Adults in the study who had been treated with the inhaled steroid budesonide (Pulmicort) as children were, on average, half an inch shorter than those not treated with a steroid.
This height difference was first seen during treatment, and while the effect persisted into adulthood, it did not get worse, the researchers say.
The findings were presented at the European Respiratory Society Annual Congress in Vienna, Austria to coincide with publication in the New England Journal of Medicine.
Greenville, S.C. asthma specialist Neil Kao, MD, who was not involved with the study, says the findings are surprising.
He says the conventional wisdom has been that inhaled steroids do not permanently affect height.
"The thinking has been that these children catch up, but these findings suggest this is not the case," he says.

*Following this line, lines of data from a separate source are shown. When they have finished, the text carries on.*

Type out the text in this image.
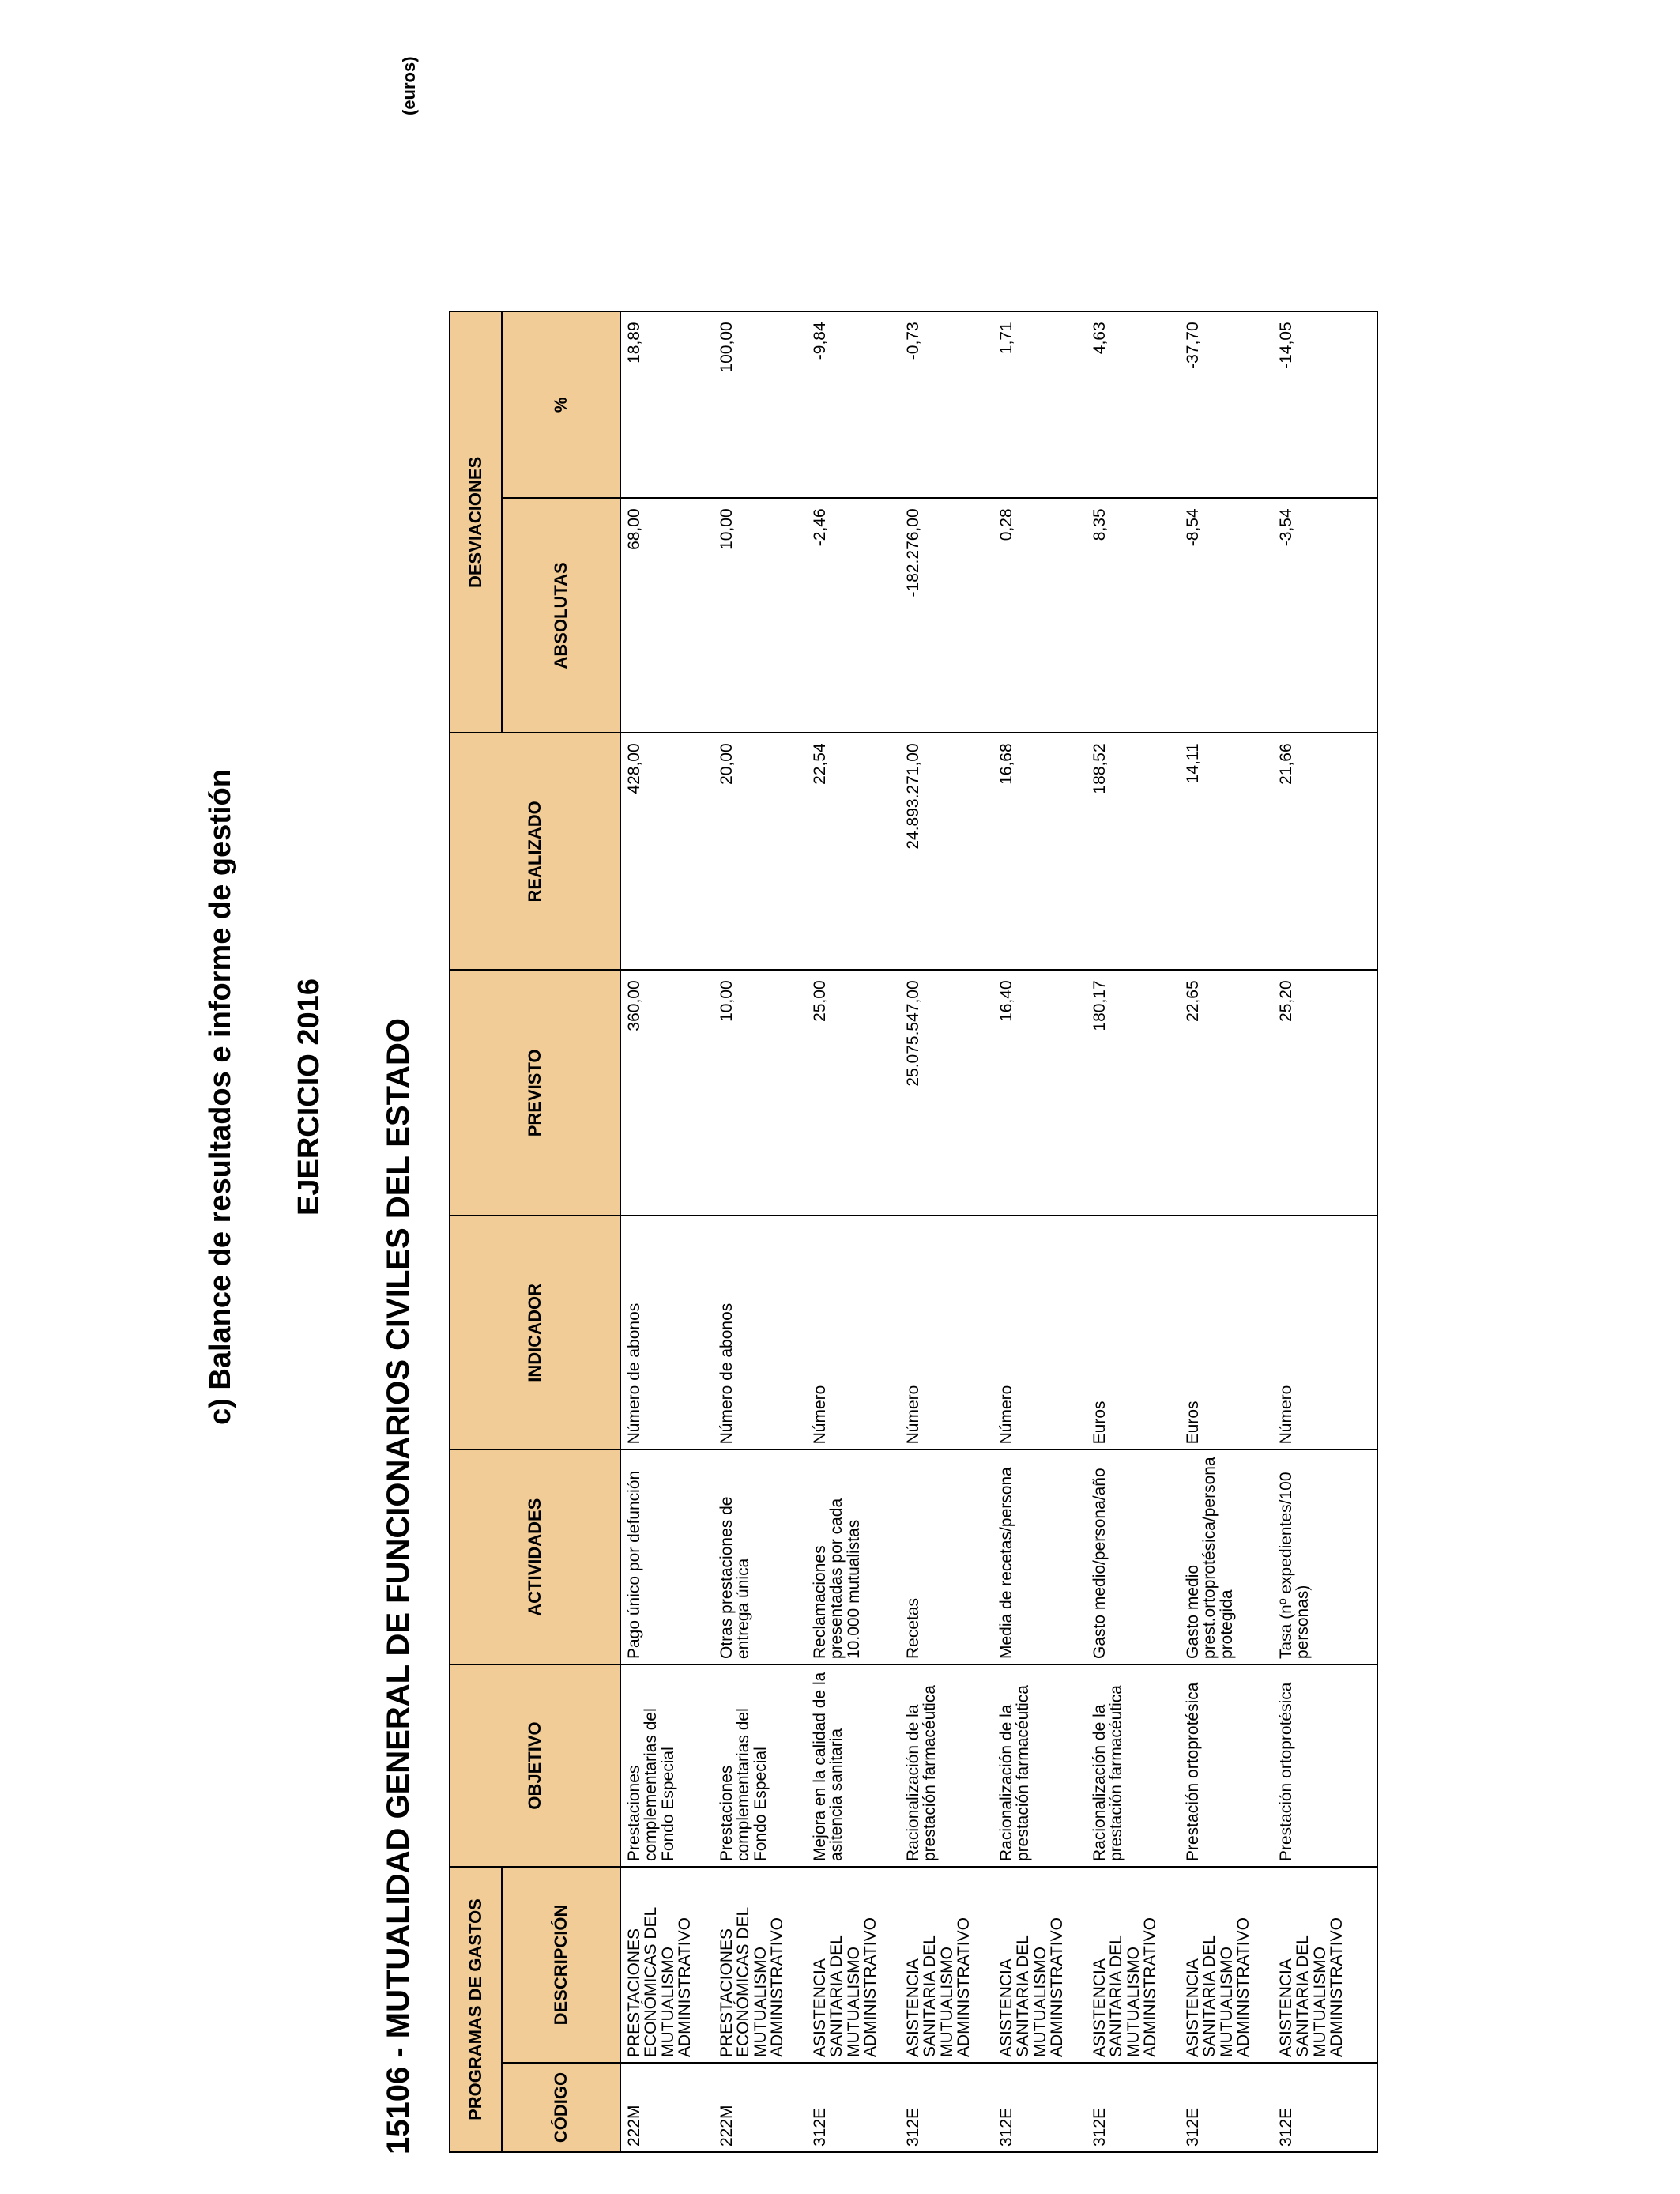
c) Balance de resultados e informe de gestión EJERCICIO 2016 15106 - MUTUALIDAD GENERAL DE FUNCIONARIOS CIVILES DEL ESTADO
(euros)
PROGRAMAS DE GASTOS		OBJETIVO	ACTIVIDADES	INDICADOR	PREVISTO	REALIZADO	DESVIACIONES	
CÓDIGO	DESCRIPCIÓN						ABSOLUTAS	%
222M	PRESTACIONES ECONÓMICAS DEL MUTUALISMO ADMINISTRATIVO	Prestaciones complementarias del Fondo Especial	Pago único por defunción	Número de abonos	360,00	428,00	68,00	18,89
222M	PRESTACIONES ECONÓMICAS DEL MUTUALISMO ADMINISTRATIVO	Prestaciones complementarias del Fondo Especial	Otras prestaciones de entrega única	Número de abonos	10,00	20,00	10,00	100,00
312E	ASISTENCIA SANITARIA DEL MUTUALISMO ADMINISTRATIVO	Mejora en la calidad de la asitencia sanitaria	Reclamaciones presentadas por cada 10.000 mutualistas	Número	25,00	22,54	-2,46	-9,84
312E	ASISTENCIA SANITARIA DEL MUTUALISMO ADMINISTRATIVO	Racionalización de la prestación farmacéutica	Recetas	Número	25.075.547,00	24.893.271,00	-182.276,00	-0,73
312E	ASISTENCIA SANITARIA DEL MUTUALISMO ADMINISTRATIVO	Racionalización de la prestación farmacéutica	Media de recetas/persona	Número	16,40	16,68	0,28	1,71
312E	ASISTENCIA SANITARIA DEL MUTUALISMO ADMINISTRATIVO	Racionalización de la prestación farmacéutica	Gasto medio/persona/año	Euros	180,17	188,52	8,35	4,63
312E	ASISTENCIA SANITARIA DEL MUTUALISMO ADMINISTRATIVO	Prestación ortoprotésica	Gasto medio prest.ortoprotésica/persona protegida	Euros	22,65	14,11	-8,54	-37,70
312E	ASISTENCIA SANITARIA DEL MUTUALISMO ADMINISTRATIVO	Prestación ortoprotésica	Tasa (nº expedientes/100 personas)	Número	25,20	21,66	-3,54	-14,05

Study Brings 'Long Awaited Answer'
Gary Gibbons, MD, director of the National Heart, Lung and Blood Institute, says the study provides the long-awaited answer to the question of whether inhaled steroids have a permanent effect on growth.
But he says the small impact on height must be weighed against the proven superiority of inhaled steroids over other asthma treatments in children.
The study included about 1,000 children with mild to moderate asthma. They were divided into three groups. The first was treated with the inhaled steroid budesonide, the second with the non-steroid inhaled drug nedocromil (which is no longer available in the U.S.), and the third with a placebo.